Mr. Garnier: At the front of the Bill, the Secretary of State has made the declaration in relation to section 19(1)(a) of the Human Rights Act 1998. As my hon. Friend proceeds with his speech, however, he exposes breaches of human rights line by line. Has he been advised by the Minister of how the Secretary of State came to issue that declaration?
Mr. Lidington: I hope that this matter can be explored in Committee in due course. The Minister will have to explain whether that certification can stand up, in the light of the criticisms that my hon. and learned Friend the Member for Harborough (Mr. Garnier) advances.
The central argument of those who support the Bill and those who have long campaigned for a ban on hunting is that a ban is necessary on the ground of
animal welfare, yet it is clear that the Bill is based on no consistent ethical principle whatever. Foxhunting, beagling and mink hunting are to be subject to a registration scheme. Stag hunting and hare coursing are to be outlawed completely. If the Minister has the confidence that he expressed today in the principles of utility and cruelty, he should leave it to the registrar and the tribunal to decide the fate of those activities as well. Falconry is explicitly protected under the terms of the Bill. Shooting and angling are, at least for the time being, not mentioned. The argument that the killing of a wild animal should be prohibited unless someone can prove that the Minister's two tests can be passed could logically apply as much to those two sports as to hunting with hounds.

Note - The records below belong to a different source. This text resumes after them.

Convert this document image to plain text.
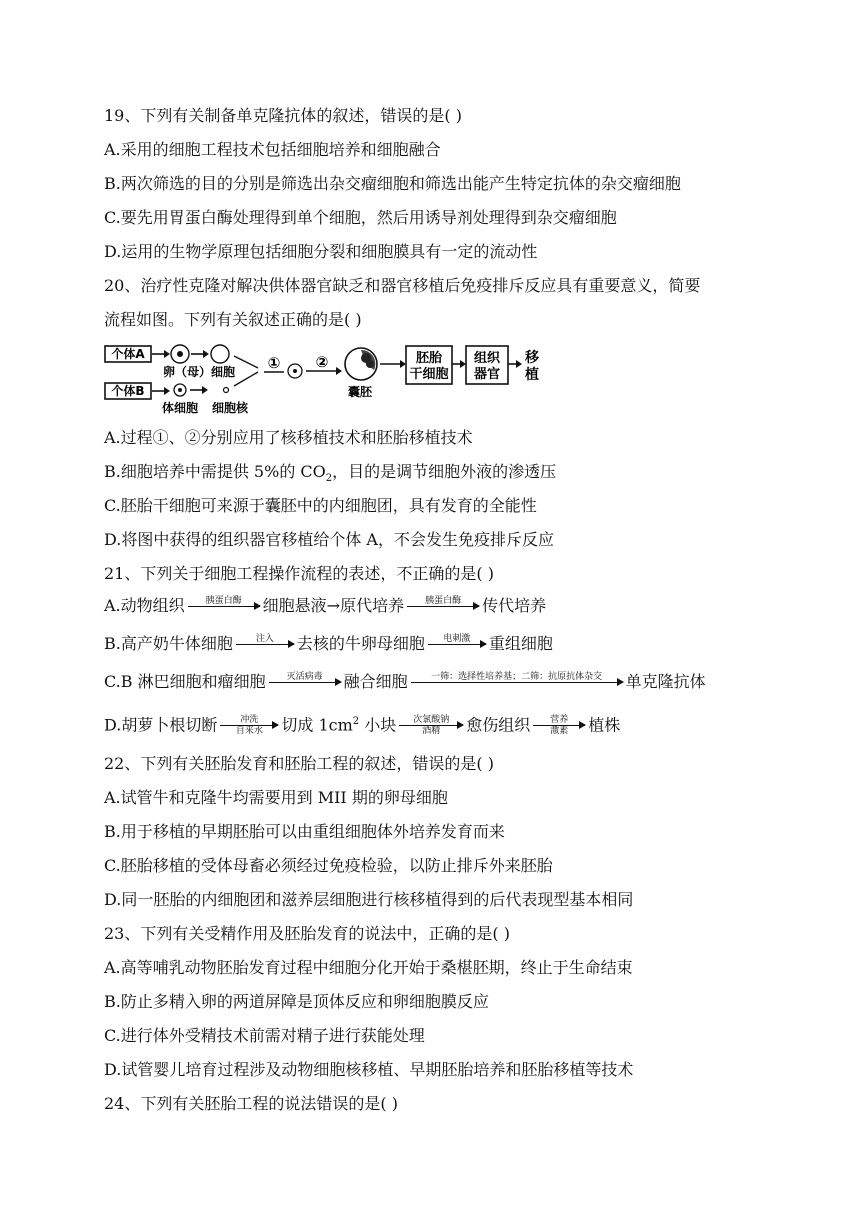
19、下列有关制备单克隆抗体的叙述，错误的是( )
A.采用的细胞工程技术包括细胞培养和细胞融合
B.两次筛选的目的分别是筛选出杂交瘤细胞和筛选出能产生特定抗体的杂交瘤细胞
C.要先用胃蛋白酶处理得到单个细胞，然后用诱导剂处理得到杂交瘤细胞
D.运用的生物学原理包括细胞分裂和细胞膜具有一定的流动性
20、治疗性克隆对解决供体器官缺乏和器官移植后免疫排斥反应具有重要意义，简要
流程如图。下列有关叙述正确的是( )
个体A
卵（母）细胞
个体B
体细胞 细胞核
① ②
囊胚
胚胎
干细胞
组织
器官
移
植
A.过程①、②分别应用了核移植技术和胚胎移植技术
B.细胞培养中需提供 5%的 $CO_2$，目的是调节细胞外液的渗透压
C.胚胎干细胞可来源于囊胚中的内细胞团，具有发育的全能性
D.将图中获得的组织器官移植给个体 A，不会发生免疫排斥反应
21、下列关于细胞工程操作流程的表述，不正确的是( )
A.动物组织	胰蛋白酶	细胞悬液→原代培养	胰蛋白酶	传代培养
B.高产奶牛体细胞	注入	去核的牛卵母细胞	电刺激	重组细胞
C.B 淋巴细胞和瘤细胞	灭活病毒	融合细胞	一筛：选择性培养基；二筛：抗原抗体杂交	单克隆抗体
D.胡萝卜根切断	冲洗
自来水	切成 $1cm^2$ 小块	次氯酸钠
酒精	愈伤组织	营养
激素	植株
22、下列有关胚胎发育和胚胎工程的叙述，错误的是( )
A.试管牛和克隆牛均需要用到 MII 期的卵母细胞
B.用于移植的早期胚胎可以由重组细胞体外培养发育而来
C.胚胎移植的受体母畜必须经过免疫检验，以防止排斥外来胚胎
D.同一胚胎的内细胞团和滋养层细胞进行核移植得到的后代表现型基本相同
23、下列有关受精作用及胚胎发育的说法中，正确的是( )
A.高等哺乳动物胚胎发育过程中细胞分化开始于桑椹胚期，终止于生命结束
B.防止多精入卵的两道屏障是顶体反应和卵细胞膜反应
C.进行体外受精技术前需对精子进行获能处理
D.试管婴儿培育过程涉及动物细胞核移植、早期胚胎培养和胚胎移植等技术
24、下列有关胚胎工程的说法错误的是( )
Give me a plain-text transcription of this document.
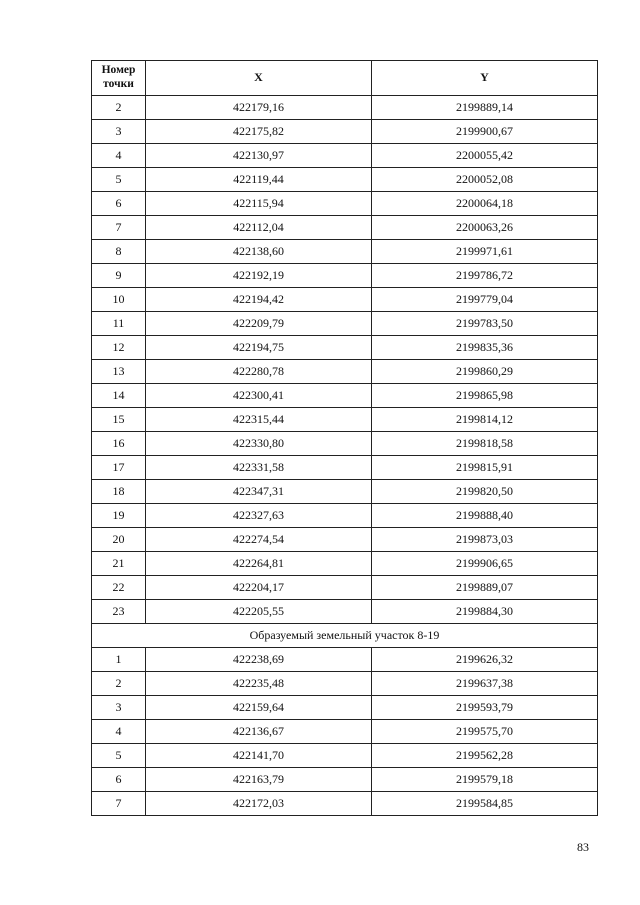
Номер
точки	X	Y
2	422179,16	2199889,14
3	422175,82	2199900,67
4	422130,97	2200055,42
5	422119,44	2200052,08
6	422115,94	2200064,18
7	422112,04	2200063,26
8	422138,60	2199971,61
9	422192,19	2199786,72
10	422194,42	2199779,04
11	422209,79	2199783,50
12	422194,75	2199835,36
13	422280,78	2199860,29
14	422300,41	2199865,98
15	422315,44	2199814,12
16	422330,80	2199818,58
17	422331,58	2199815,91
18	422347,31	2199820,50
19	422327,63	2199888,40
20	422274,54	2199873,03
21	422264,81	2199906,65
22	422204,17	2199889,07
23	422205,55	2199884,30
Образуемый земельный участок 8-19		
1	422238,69	2199626,32
2	422235,48	2199637,38
3	422159,64	2199593,79
4	422136,67	2199575,70
5	422141,70	2199562,28
6	422163,79	2199579,18
7	422172,03	2199584,85
83
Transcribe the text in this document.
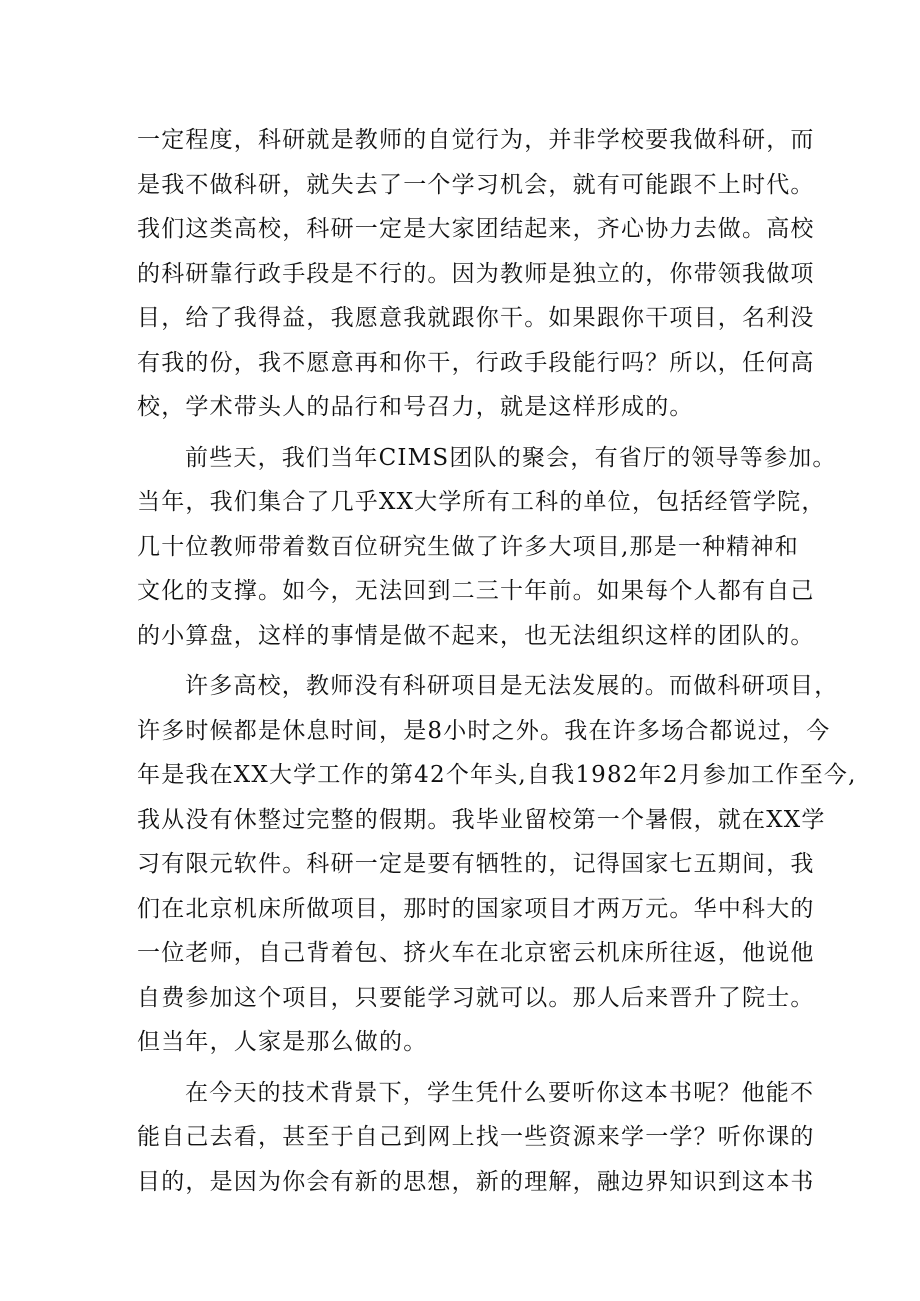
一定程度，科研就是教师的自觉行为，并非学校要我做科研，而
是我不做科研，就失去了一个学习机会，就有可能跟不上时代。
我们这类高校，科研一定是大家团结起来，齐心协力去做。高校
的科研靠行政手段是不行的。因为教师是独立的，你带领我做项
目，给了我得益，我愿意我就跟你干。如果跟你干项目，名利没
有我的份，我不愿意再和你干，行政手段能行吗？所以，任何高
校，学术带头人的品行和号召力，就是这样形成的。
前些天，我们当年CIMS团队的聚会，有省厅的领导等参加。
当年，我们集合了几乎XX大学所有工科的单位，包括经管学院，
几十位教师带着数百位研究生做了许多大项目,那是一种精神和
文化的支撑。如今，无法回到二三十年前。如果每个人都有自己
的小算盘，这样的事情是做不起来，也无法组织这样的团队的。
许多高校，教师没有科研项目是无法发展的。而做科研项目，
许多时候都是休息时间，是8小时之外。我在许多场合都说过，今
年是我在XX大学工作的第42个年头,自我1982年2月参加工作至今,
我从没有休整过完整的假期。我毕业留校第一个暑假，就在XX学
习有限元软件。科研一定是要有牺牲的，记得国家七五期间，我
们在北京机床所做项目，那时的国家项目才两万元。华中科大的
一位老师，自己背着包、挤火车在北京密云机床所往返，他说他
自费参加这个项目，只要能学习就可以。那人后来晋升了院士。
但当年，人家是那么做的。
在今天的技术背景下，学生凭什么要听你这本书呢？他能不
能自己去看，甚至于自己到网上找一些资源来学一学？听你课的
目的，是因为你会有新的思想，新的理解，融边界知识到这本书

Mr. David Heathcoat-Amory (Wells): My hon. Friend is making a most important point. In one of the weakest speeches that I have ever heard from the Government Front Bench, the Minister founded his argument on the principles of utility and least suffering, but if those principles are applied to other sports, notably coarse fishing, those sports will obviously and inevitably be banned in turn. Does my hon. Friend agree that we are, therefore, opposing the Bill on behalf of millions of other sportsmen whose activities are condemned by Ministers, even if they are not outlawed by the Bill?